Bands And Ideals Of Banach Lattices

The ideas and bands of Banach lattices (or Riesz spaces) play very important and interesting role in the literature of Banach lattice (Riesz space) and operator theory, especially in discussion of the structure properties of Banach lattices and Riesz spaces and operators on them. There are number of results concerning the ideas and bands of Banach lattices or Riesz spaces, but there still are some problems worth to consideration and study, such as the exact relations between ideas and bands; the projection properties of bands (or ideas) and the structure properties of some concrete spaces, and so on. In this thesis we devote to investigate the Banach lattices on which each idea is a band, the projection properties of ideas/or bands and the structure of ideas and bands of the classical sequence spaces. Some related properties are also discussed. The thesis mainly consists of three parts.In the first part we will first prove that every finite dimensional idea of a Riesz space must be band, and then we characterize Banach lattices on which every (principal) idea being a band.
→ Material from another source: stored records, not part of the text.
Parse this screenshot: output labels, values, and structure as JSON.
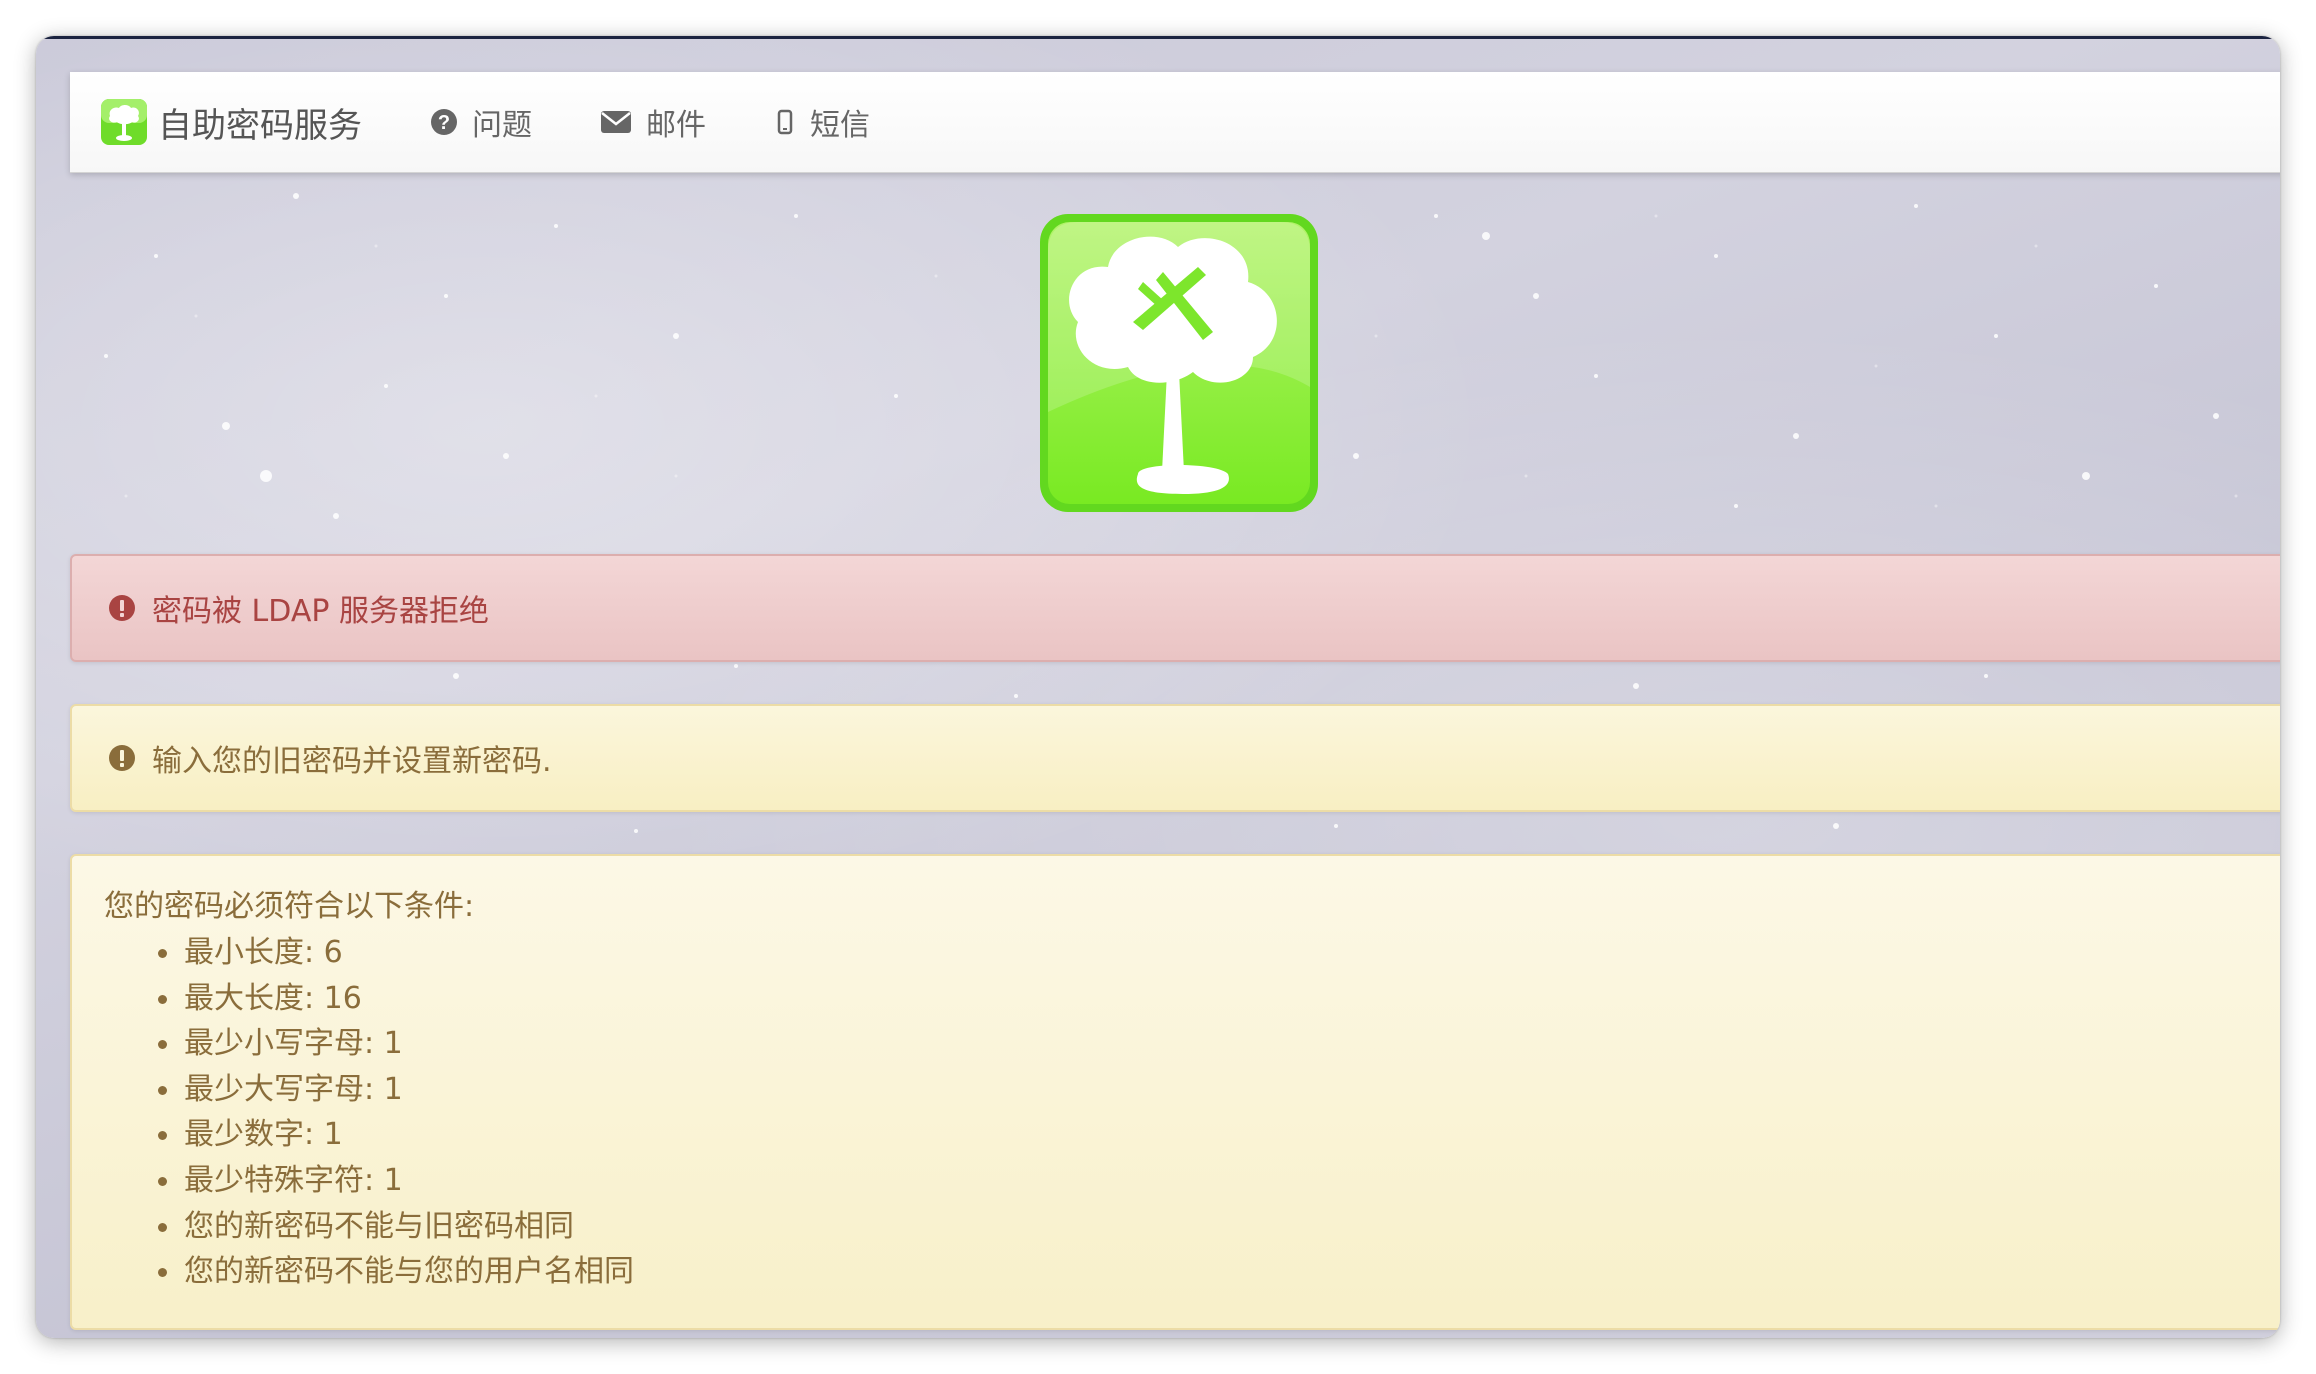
{
  "app": {
    "brand_title": "自助密码服务"
  },
  "nav": {
    "items": [
      {
        "label": "问题",
        "icon": "question-circle-icon"
      },
      {
        "label": "邮件",
        "icon": "envelope-icon"
      },
      {
        "label": "短信",
        "icon": "mobile-phone-icon"
      }
    ]
  },
  "logo": {
    "icon": "tree-wrench-logo",
    "colors": {
      "light": "#a9f56a",
      "dark": "#5fd61e"
    }
  },
  "alerts": {
    "error": {
      "text": "密码被 LDAP 服务器拒绝",
      "icon": "exclamation-circle-icon",
      "color": "#a94442"
    },
    "info": {
      "text": "输入您的旧密码并设置新密码.",
      "icon": "exclamation-circle-icon",
      "color": "#8a6d3b"
    }
  },
  "policy": {
    "title": "您的密码必须符合以下条件:",
    "rules": [
      "最小长度: 6",
      "最大长度: 16",
      "最少小写字母: 1",
      "最少大写字母: 1",
      "最少数字: 1",
      "最少特殊字符: 1",
      "您的新密码不能与旧密码相同",
      "您的新密码不能与您的用户名相同"
    ]
  }
}
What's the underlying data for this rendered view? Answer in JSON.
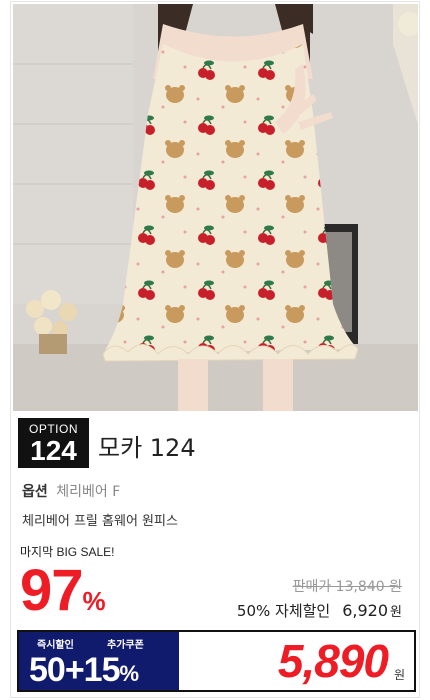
{
  "product": {
    "option_label": "OPTION",
    "option_number": "124",
    "name": "모카 124",
    "option_title": "옵션",
    "option_value": "체리베어 F",
    "description": "체리베어 프릴 홈웨어 원피스"
  },
  "sale": {
    "tag": "마지막 BIG SALE!",
    "discount_rate": "97",
    "percent_sign": "%",
    "original_price": "판매가 13,840 원",
    "self_discount_label": "50% 자체할인",
    "self_discount_price": "6,920",
    "currency": "원"
  },
  "coupon": {
    "instant_label": "즉시할인",
    "extra_label": "추가쿠폰",
    "value": "50+15",
    "percent_sign": "%"
  },
  "final": {
    "price": "5,890",
    "currency": "원"
  },
  "colors": {
    "accent_red": "#ee1c25",
    "coupon_navy": "#111b6e",
    "badge_black": "#111111"
  },
  "image": {
    "subject": "woman wearing cream dress with cherry and bear print"
  }
}
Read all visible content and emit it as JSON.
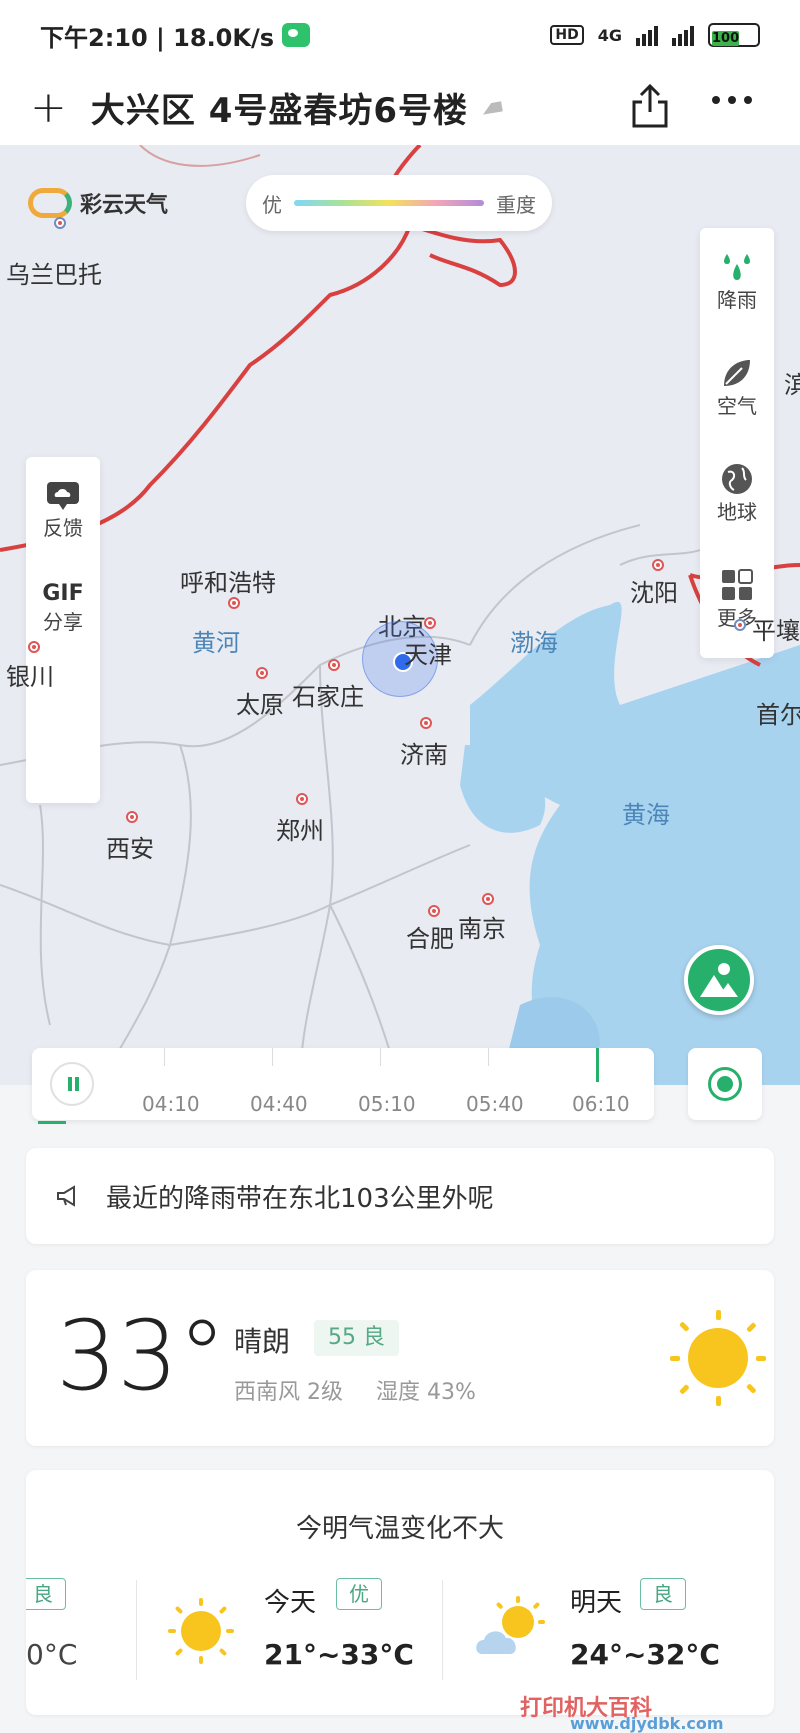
{
  "status_bar": {
    "time_speed": "下午2:10 | 18.0K/s",
    "hd": "HD",
    "network": "4G",
    "battery": "100"
  },
  "header": {
    "location_title": "大兴区 4号盛春坊6号楼",
    "add_icon": "plus-icon",
    "share_icon": "share-icon",
    "more_icon": "more-icon"
  },
  "map": {
    "brand_name": "彩云天气",
    "legend": {
      "low": "优",
      "high": "重度"
    },
    "right_panel": [
      {
        "label": "降雨",
        "icon": "rain-drops-icon"
      },
      {
        "label": "空气",
        "icon": "leaf-icon"
      },
      {
        "label": "地球",
        "icon": "globe-icon"
      },
      {
        "label": "更多",
        "icon": "grid-icon"
      }
    ],
    "left_panel": {
      "feedback_label": "反馈",
      "gif_label": "GIF",
      "share_label": "分享"
    },
    "labels": {
      "ulanbator": "乌兰巴托",
      "hohhot": "呼和浩特",
      "yellow_river": "黄河",
      "yinchuan": "银川",
      "beijing": "北京",
      "tianjin": "天津",
      "bohai": "渤海",
      "shenyang": "沈阳",
      "pyongyang": "平壤",
      "taiyuan": "太原",
      "shijiazhuang": "石家庄",
      "jinan": "济南",
      "seoul": "首尔",
      "xian": "西安",
      "zhengzhou": "郑州",
      "yellow_sea": "黄海",
      "hefei": "合肥",
      "nanjing": "南京",
      "harbin_part": "滨"
    }
  },
  "timeline": {
    "ticks": [
      "04:10",
      "04:40",
      "05:10",
      "05:40",
      "06:10"
    ]
  },
  "notice": {
    "text": "最近的降雨带在东北103公里外呢"
  },
  "current": {
    "temperature": "33°",
    "condition": "晴朗",
    "aqi": "55 良",
    "wind": "西南风 2级",
    "humidity": "湿度 43%"
  },
  "forecast": {
    "headline": "今明气温变化不大",
    "yesterday": {
      "aqi": "良",
      "range": "0°C"
    },
    "today": {
      "label": "今天",
      "aqi": "优",
      "range": "21°~33°C"
    },
    "tomorrow": {
      "label": "明天",
      "aqi": "良",
      "range": "24°~32°C"
    }
  },
  "watermark": {
    "title": "打印机大百科",
    "url": "www.djydbk.com"
  },
  "colors": {
    "accent": "#26b06b",
    "border_line": "#d94040",
    "sea": "#a8d3ef"
  }
}
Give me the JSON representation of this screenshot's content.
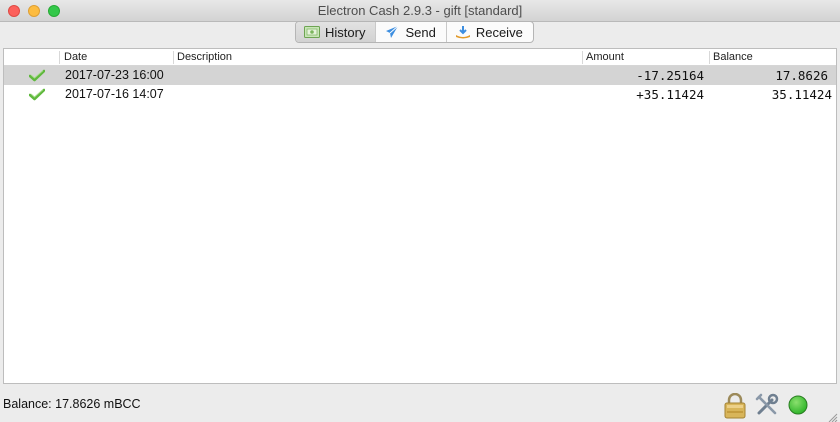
{
  "window": {
    "title": "Electron Cash 2.9.3  -  gift  [standard]"
  },
  "tabs": [
    {
      "label": "History",
      "icon": "history-icon",
      "active": true
    },
    {
      "label": "Send",
      "icon": "send-icon",
      "active": false
    },
    {
      "label": "Receive",
      "icon": "receive-icon",
      "active": false
    }
  ],
  "history": {
    "columns": {
      "date": "Date",
      "description": "Description",
      "amount": "Amount",
      "balance": "Balance"
    },
    "rows": [
      {
        "status": "check-icon",
        "date": "2017-07-23 16:00",
        "description": "",
        "amount": "-17.25164",
        "balance": "17.8626",
        "selected": true
      },
      {
        "status": "check-icon",
        "date": "2017-07-16 14:07",
        "description": "",
        "amount": "+35.11424",
        "balance": "35.11424",
        "selected": false
      }
    ]
  },
  "statusbar": {
    "balance_text": "Balance: 17.8626 mBCC",
    "icons": [
      "lock-icon",
      "preferences-icon",
      "network-status-icon"
    ],
    "network_status_color": "#2fb52a"
  },
  "colors": {
    "selected_row": "#d4d4d4",
    "check_green": "#5fb83d"
  }
}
Some related properties are included as well.In the second part we consider the projection properties of ideas and bands. The famous Kantorovich Theorem claimed that every band of a Dedekind complete Banach lattice must be a image of a positive (order) projection. The typical results in this part are:(1) If an idea of a Riesz space is the image of a positive projection, then it must be a band; (2) Each continuous positive linear functional on a Banach lattice admits a positive extension, and as application; (3) Every finite dimensional Riesz sublattice of a Banach lattice must be an image of a positive projection. Some related counter-examples are also provided.In the third part we mainly characterize the bands of classical sequence spaces (including both separable and non-separable cases). And based on the results we deduce the structure properties of ideas of classical sequence spaces. Some examples show that the results are almost best.